O P E N H E A R T . One of my closest friends recently told me, “find something to hold on to. Anything." It was hard for me to immediately comprehend this but I couldn't help but feel compelled by this statement. In Buddhism we are taught to essentially not hold onto anything. I am always on the go. Go, go, go. Faster, farther. Restless in a sense. So is this a tangible reference? Everything I own fits in my car and Nanuk is my constant glue. I perceive this now coming full circle after a few interesting life lessons, that I am restless because I am looking for something, searching. And I don’t even know what I’m looking for. Maybe it’s just the journey there that I need to ride.

My life of wanderlust is one that did not just happen yesterday. This sense of search and adventure is deeply rooted within my soul. Nanuk and I spent the winter nestled in the High Rockies of Colorado. Our exodus back to this amazing state has brought clarity, inspiration and broken bones, (three).
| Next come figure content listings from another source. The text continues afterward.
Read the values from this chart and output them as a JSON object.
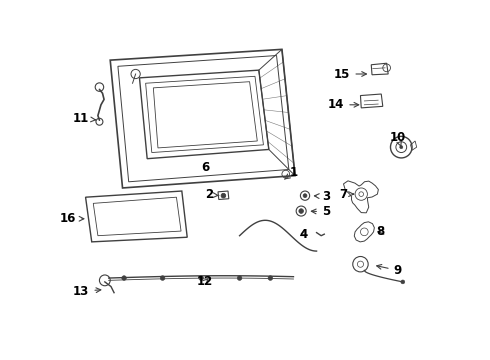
{
  "bg_color": "#ffffff",
  "line_color": "#404040",
  "label_color": "#000000",
  "lw_main": 1.0,
  "lw_thin": 0.6,
  "font_size": 8.5
}
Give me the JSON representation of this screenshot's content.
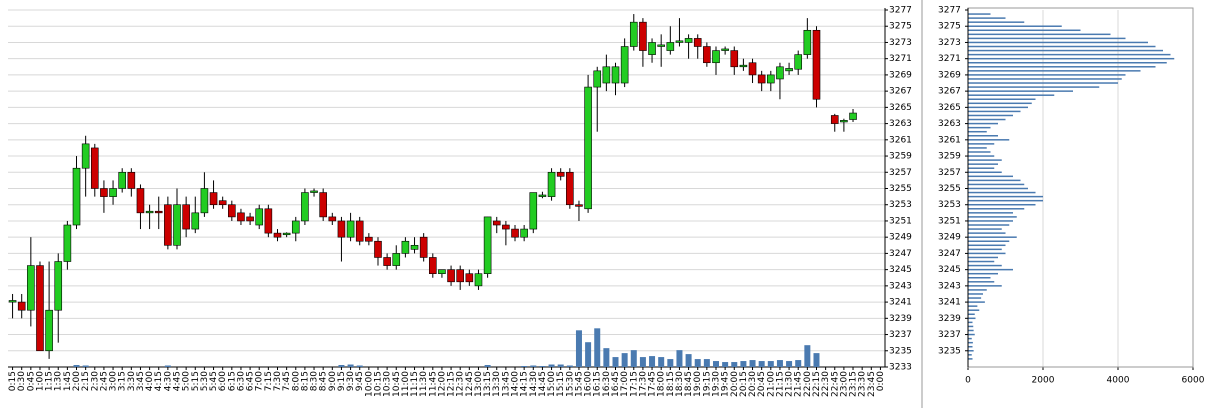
{
  "chart_data": [
    {
      "type": "candlestick",
      "categories": [
        "0:15",
        "0:30",
        "0:45",
        "1:00",
        "1:15",
        "1:30",
        "1:45",
        "2:00",
        "2:15",
        "2:30",
        "2:45",
        "3:00",
        "3:15",
        "3:30",
        "3:45",
        "4:00",
        "4:15",
        "4:30",
        "4:45",
        "5:00",
        "5:15",
        "5:30",
        "5:45",
        "6:00",
        "6:15",
        "6:30",
        "6:45",
        "7:00",
        "7:15",
        "7:30",
        "7:45",
        "8:00",
        "8:15",
        "8:30",
        "8:45",
        "9:00",
        "9:15",
        "9:30",
        "9:45",
        "10:00",
        "10:15",
        "10:30",
        "10:45",
        "11:00",
        "11:15",
        "11:30",
        "11:45",
        "12:00",
        "12:15",
        "12:30",
        "12:45",
        "13:00",
        "13:15",
        "13:30",
        "13:45",
        "14:00",
        "14:15",
        "14:30",
        "14:45",
        "15:00",
        "15:15",
        "15:30",
        "15:45",
        "16:00",
        "16:15",
        "16:30",
        "16:45",
        "17:00",
        "17:15",
        "17:30",
        "17:45",
        "18:00",
        "18:15",
        "18:30",
        "18:45",
        "19:00",
        "19:15",
        "19:30",
        "19:45",
        "20:00",
        "20:15",
        "20:30",
        "20:45",
        "21:00",
        "21:15",
        "21:30",
        "21:45",
        "22:00",
        "22:15",
        "22:30",
        "22:45",
        "23:00",
        "23:15",
        "23:30",
        "23:45",
        "0:00"
      ],
      "open": [
        3241,
        3241,
        3240,
        3245.5,
        3235,
        3240,
        3246,
        3250.5,
        3257.5,
        3260,
        3255,
        3254,
        3255,
        3257,
        3255,
        3252,
        3252.2,
        3253,
        3248,
        3253,
        3250,
        3252,
        3254.5,
        3253.5,
        3253,
        3252,
        3251.5,
        3250.5,
        3252.5,
        3249.5,
        3249.3,
        3249.5,
        3251,
        3254.5,
        3254.5,
        3251.5,
        3251,
        3249,
        3251,
        3249,
        3248.5,
        3246.5,
        3245.5,
        3247,
        3247.5,
        3249,
        3246.5,
        3244.5,
        3245,
        3245,
        3244.5,
        3243,
        3244.5,
        3251,
        3250.5,
        3250,
        3249,
        3250,
        3254,
        3254,
        3257,
        3257,
        3253,
        3252.5,
        3267.5,
        3268,
        3268,
        3268,
        3272.5,
        3275.5,
        3271.5,
        3272.5,
        3272,
        3273,
        3273,
        3273.5,
        3272.5,
        3270.5,
        3272,
        3272,
        3270,
        3270.5,
        3269,
        3268,
        3268.5,
        3269.5,
        3269.7,
        3271.5,
        3274.5,
        null,
        3264,
        3263.2,
        3263.5,
        null,
        null,
        null
      ],
      "high": [
        3242,
        3242,
        3249,
        3246,
        3246,
        3247,
        3251,
        3259,
        3261.5,
        3260.5,
        3256,
        3256,
        3257.5,
        3257.5,
        3255.5,
        3253,
        3254,
        3254,
        3255,
        3254,
        3254,
        3257,
        3256,
        3254,
        3253.5,
        3252.5,
        3252,
        3253,
        3253,
        3250,
        3249.6,
        3251.5,
        3255,
        3255,
        3255,
        3252,
        3251.5,
        3252,
        3251.5,
        3249.5,
        3249,
        3247,
        3248,
        3249,
        3249,
        3249.5,
        3247,
        3245,
        3245.5,
        3245.5,
        3245,
        3245,
        3251.5,
        3251.5,
        3251,
        3250.5,
        3250.5,
        3254.5,
        3254.6,
        3257.5,
        3257.5,
        3257.5,
        3253.5,
        3269,
        3270,
        3271.5,
        3270.5,
        3273.5,
        3276.5,
        3276,
        3273.5,
        3274,
        3275,
        3276,
        3274,
        3274,
        3273,
        3272.5,
        3272.5,
        3272.5,
        3271,
        3271,
        3269.5,
        3269.5,
        3270.5,
        3270.5,
        3272,
        3276,
        3275,
        null,
        3264.2,
        3263.6,
        3264.8,
        null,
        null,
        null
      ],
      "low": [
        3239,
        3239,
        3238,
        3235,
        3234,
        3236,
        3245,
        3250,
        3254,
        3254,
        3252,
        3253,
        3254.5,
        3254,
        3250,
        3250,
        3250,
        3247.5,
        3247.5,
        3249,
        3249.5,
        3251.5,
        3252.5,
        3252.5,
        3251,
        3250.5,
        3250.5,
        3250,
        3249,
        3248.5,
        3249,
        3248.5,
        3250.5,
        3254,
        3251,
        3250.5,
        3246,
        3248.5,
        3248,
        3248,
        3245.5,
        3245,
        3245,
        3246.5,
        3247,
        3246,
        3244,
        3244,
        3243,
        3242.5,
        3243,
        3242.5,
        3244,
        3249.5,
        3248,
        3248.5,
        3248.5,
        3249.5,
        3253.8,
        3253.5,
        3256,
        3252.5,
        3251,
        3252,
        3262,
        3267,
        3266.5,
        3267.5,
        3272,
        3270,
        3270.5,
        3270,
        3271.5,
        3272.5,
        3271,
        3271,
        3270,
        3269,
        3271.5,
        3269,
        3269.5,
        3268,
        3267,
        3267,
        3266,
        3269,
        3269,
        3271,
        3265,
        null,
        3262,
        3262,
        3263.2,
        null,
        null,
        null
      ],
      "close": [
        3241.2,
        3240,
        3245.5,
        3235,
        3240,
        3246,
        3250.5,
        3257.5,
        3260.5,
        3255,
        3254,
        3255,
        3257,
        3255,
        3252,
        3252.2,
        3252,
        3248,
        3253,
        3250,
        3252,
        3255,
        3253,
        3253,
        3251.5,
        3251,
        3251,
        3252.5,
        3249.5,
        3249,
        3249.5,
        3251,
        3254.5,
        3254.7,
        3251.5,
        3251,
        3249,
        3251,
        3248.5,
        3248.5,
        3246.5,
        3245.5,
        3247,
        3248.5,
        3248,
        3246.5,
        3244.5,
        3245,
        3243.5,
        3243.5,
        3243.5,
        3244.5,
        3251.5,
        3250.5,
        3250,
        3249,
        3250,
        3254.5,
        3254.2,
        3257,
        3256.5,
        3253,
        3252.8,
        3267.5,
        3269.5,
        3270,
        3270,
        3272.5,
        3275.5,
        3272,
        3273,
        3272.7,
        3273,
        3273.2,
        3273.5,
        3272.5,
        3270.5,
        3272,
        3272.2,
        3270,
        3270.2,
        3269,
        3268,
        3269,
        3270,
        3269.8,
        3271.5,
        3274.5,
        3266,
        null,
        3263,
        3263.4,
        3264.3,
        null,
        null,
        null
      ],
      "up_color": "#22cc22",
      "down_color": "#cc0000",
      "volume": {
        "values": [
          0,
          0,
          0,
          0,
          0,
          0,
          0,
          20,
          15,
          0,
          0,
          0,
          0,
          0,
          0,
          0,
          0,
          15,
          0,
          0,
          0,
          0,
          0,
          0,
          0,
          0,
          0,
          0,
          0,
          0,
          0,
          0,
          0,
          0,
          0,
          0,
          20,
          25,
          15,
          0,
          0,
          0,
          0,
          0,
          0,
          0,
          0,
          0,
          0,
          0,
          0,
          0,
          20,
          0,
          0,
          0,
          10,
          15,
          10,
          25,
          25,
          15,
          370,
          250,
          390,
          190,
          100,
          140,
          170,
          100,
          110,
          100,
          80,
          170,
          130,
          80,
          80,
          60,
          50,
          50,
          60,
          70,
          60,
          60,
          70,
          60,
          70,
          220,
          140,
          null,
          0,
          0,
          0,
          null,
          null,
          null
        ],
        "color": "#4a7ab0",
        "vlim": [
          0,
          3600
        ]
      },
      "ylim": [
        3233,
        3277
      ],
      "yticks": [
        3233,
        3235,
        3237,
        3239,
        3241,
        3243,
        3245,
        3247,
        3249,
        3251,
        3253,
        3255,
        3257,
        3259,
        3261,
        3263,
        3265,
        3267,
        3269,
        3271,
        3273,
        3275,
        3277
      ],
      "grid": true
    },
    {
      "type": "hbar",
      "y": [
        3234,
        3234.5,
        3235,
        3235.5,
        3236,
        3236.5,
        3237,
        3237.5,
        3238,
        3238.5,
        3239,
        3239.5,
        3240,
        3240.5,
        3241,
        3241.5,
        3242,
        3242.5,
        3243,
        3243.5,
        3244,
        3244.5,
        3245,
        3245.5,
        3246,
        3246.5,
        3247,
        3247.5,
        3248,
        3248.5,
        3249,
        3249.5,
        3250,
        3250.5,
        3251,
        3251.5,
        3252,
        3252.5,
        3253,
        3253.5,
        3254,
        3254.5,
        3255,
        3255.5,
        3256,
        3256.5,
        3257,
        3257.5,
        3258,
        3258.5,
        3259,
        3259.5,
        3260,
        3260.5,
        3261,
        3261.5,
        3262,
        3262.5,
        3263,
        3263.5,
        3264,
        3264.5,
        3265,
        3265.5,
        3266,
        3266.5,
        3267,
        3267.5,
        3268,
        3268.5,
        3269,
        3269.5,
        3270,
        3270.5,
        3271,
        3271.5,
        3272,
        3272.5,
        3273,
        3273.5,
        3274,
        3274.5,
        3275,
        3275.5,
        3276,
        3276.5
      ],
      "values": [
        120,
        100,
        150,
        120,
        130,
        100,
        180,
        150,
        140,
        120,
        200,
        180,
        300,
        250,
        450,
        350,
        400,
        500,
        900,
        700,
        600,
        800,
        1200,
        900,
        700,
        800,
        1000,
        900,
        1000,
        1100,
        1300,
        1000,
        900,
        1100,
        1200,
        1300,
        1200,
        1500,
        1800,
        2000,
        2000,
        1800,
        1600,
        1500,
        1400,
        1200,
        900,
        700,
        800,
        900,
        700,
        600,
        500,
        700,
        1100,
        800,
        500,
        600,
        800,
        1000,
        1200,
        1400,
        1600,
        1700,
        1800,
        2300,
        2800,
        3500,
        4000,
        4100,
        4200,
        4600,
        5000,
        5300,
        5500,
        5400,
        5200,
        5000,
        4800,
        4200,
        3800,
        3000,
        2500,
        1500,
        1000,
        600
      ],
      "color": "#4a7ab0",
      "xlim": [
        0,
        6000
      ],
      "xticks": [
        0,
        2000,
        4000,
        6000
      ],
      "ylim": [
        3233,
        3277
      ],
      "yticks": [
        3235,
        3237,
        3239,
        3241,
        3243,
        3245,
        3247,
        3249,
        3251,
        3253,
        3255,
        3257,
        3259,
        3261,
        3263,
        3265,
        3267,
        3269,
        3271,
        3273,
        3275,
        3277
      ],
      "grid": true
    }
  ]
}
I earned my turns and recent events have solidified my passion for photography and photojournalism. While I may be subconsciously searching for something, I am led with my heart and I know it feels right. I’ve once said I am lost in the right direction. I still feel this is true. There are reasons why.

Nanuk and I have some big things in ascension. I am filled with gratitude for the opportunities and lessons we have been fortunate enough to be involved with. The Lindsay today is different than the Lindsay yesterday. I reflect and realize these opportunities did not come out of nowheresville, they surfaced because it is deserved and a part of my path. I needed to let go of all my personal doubts in order to enjoy these, well, blessings. I will stand a little taller today, humbly thanking the universe for showing me the way, one event at a time. And I will thank those who TRULY support me. Without these beautiful souls, I would not be able to put my best foot forward, allowing my life to become what it is meant to be. Oh to be in your 20's.

So if you don’t know now you know. My loyal, compassionate, adventurous heart is open to the path, to knowing that I am searching for life.

Right now I’ll hold onto a book. “Women Who Run With The Wolves.” Sounds about right.

If I wasn’t serious before, hear me now, because I am ready to fucking kick ass.